Molte delle manifestanti e dei manifestanti non vedono se stessi come cittadini di prima classe
del loro paese, ma piuttosto come ostaggi di un regime brutale. Il richiamo a scendere in piazza
è iniziato con l’obiettivo di opporsi alla Hijab Police, ma è immediatamente evoluto nella
richiesta per un cambiamento di regime, o meglio di una sua rivoluzione. Sia nelle strade che
sui social media* i manifestanti chiedono alla comunità internazionale di ascoltare le loro voci
e di aiutarli riconoscendo questo movimento, così da persuadere il regime a fermare le
violenze e l’uso di armi da guerra contro I civili e ad ascoltare finalmente il popolo iraniano. I
manifestanti anno anche bisogno di aiuto tecnico per eludere la censura ed il filtro delle
comunicazioni.
Durante I funeral di Zina (il nome con cui la madre di Masha era solita chiamarla), qualcuno ha
scritto a mo’ di epitaffio la frase “Non morirai, il tuo nome sarà un simbolo”.

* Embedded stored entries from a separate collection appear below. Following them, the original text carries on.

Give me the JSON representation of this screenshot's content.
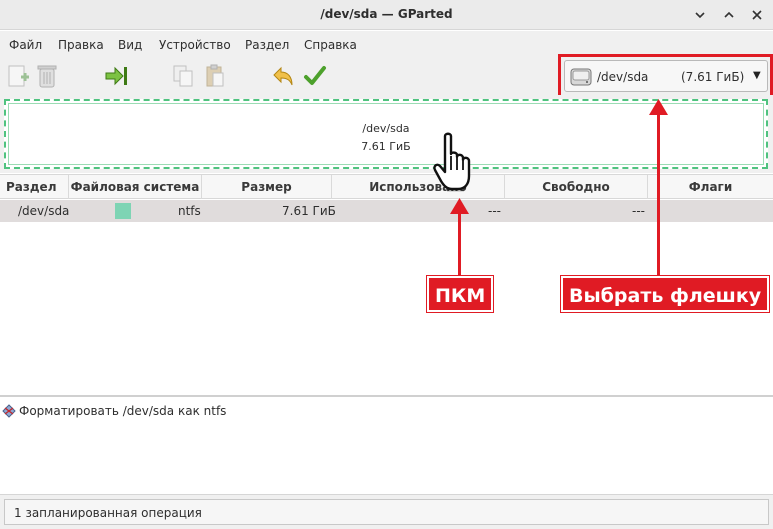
{
  "window": {
    "title": "/dev/sda — GParted"
  },
  "menu": [
    "Файл",
    "Правка",
    "Вид",
    "Устройство",
    "Раздел",
    "Справка"
  ],
  "toolbar_icons": [
    "new-partition-icon",
    "delete-icon",
    "resize-move-icon",
    "copy-icon",
    "paste-icon",
    "undo-icon",
    "apply-icon"
  ],
  "device": {
    "name": "/dev/sda",
    "size": "(7.61 ГиБ)"
  },
  "disk_graphic": {
    "name": "/dev/sda",
    "size": "7.61 ГиБ"
  },
  "table": {
    "headers": [
      "Раздел",
      "Файловая система",
      "Размер",
      "Использовано",
      "Свободно",
      "Флаги"
    ],
    "rows": [
      {
        "partition": "/dev/sda",
        "filesystem": "ntfs",
        "size": "7.61 ГиБ",
        "used": "---",
        "free": "---",
        "flags": ""
      }
    ]
  },
  "operations": [
    "Форматировать /dev/sda как ntfs"
  ],
  "status": "1 запланированная операция",
  "annotations": {
    "right_click": "ПКМ",
    "select_drive": "Выбрать флешку"
  },
  "colors": {
    "accent_red": "#e01b24",
    "ntfs": "#7ed4b4",
    "disk_border": "#4fc37f"
  }
}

Un manifestante ha scritto su Twitter “Masha Amini si abbrevia in MA, temine che in farsi
significa NOI!”
Il suo nome è il simbolo della nostra libertà.
28 settembre 2022
*può apparire una contraddizione il fatto che si parli di bloco dei social media e, al contempo, di comunicazioni che continuano attraverso i social media. Esistono metodi per aggirare il controllo, ad esempio I VPN, che però non tutti sono in grado di utilizzare e che dunque rendono la comunicazione più lenta e difficoltosa.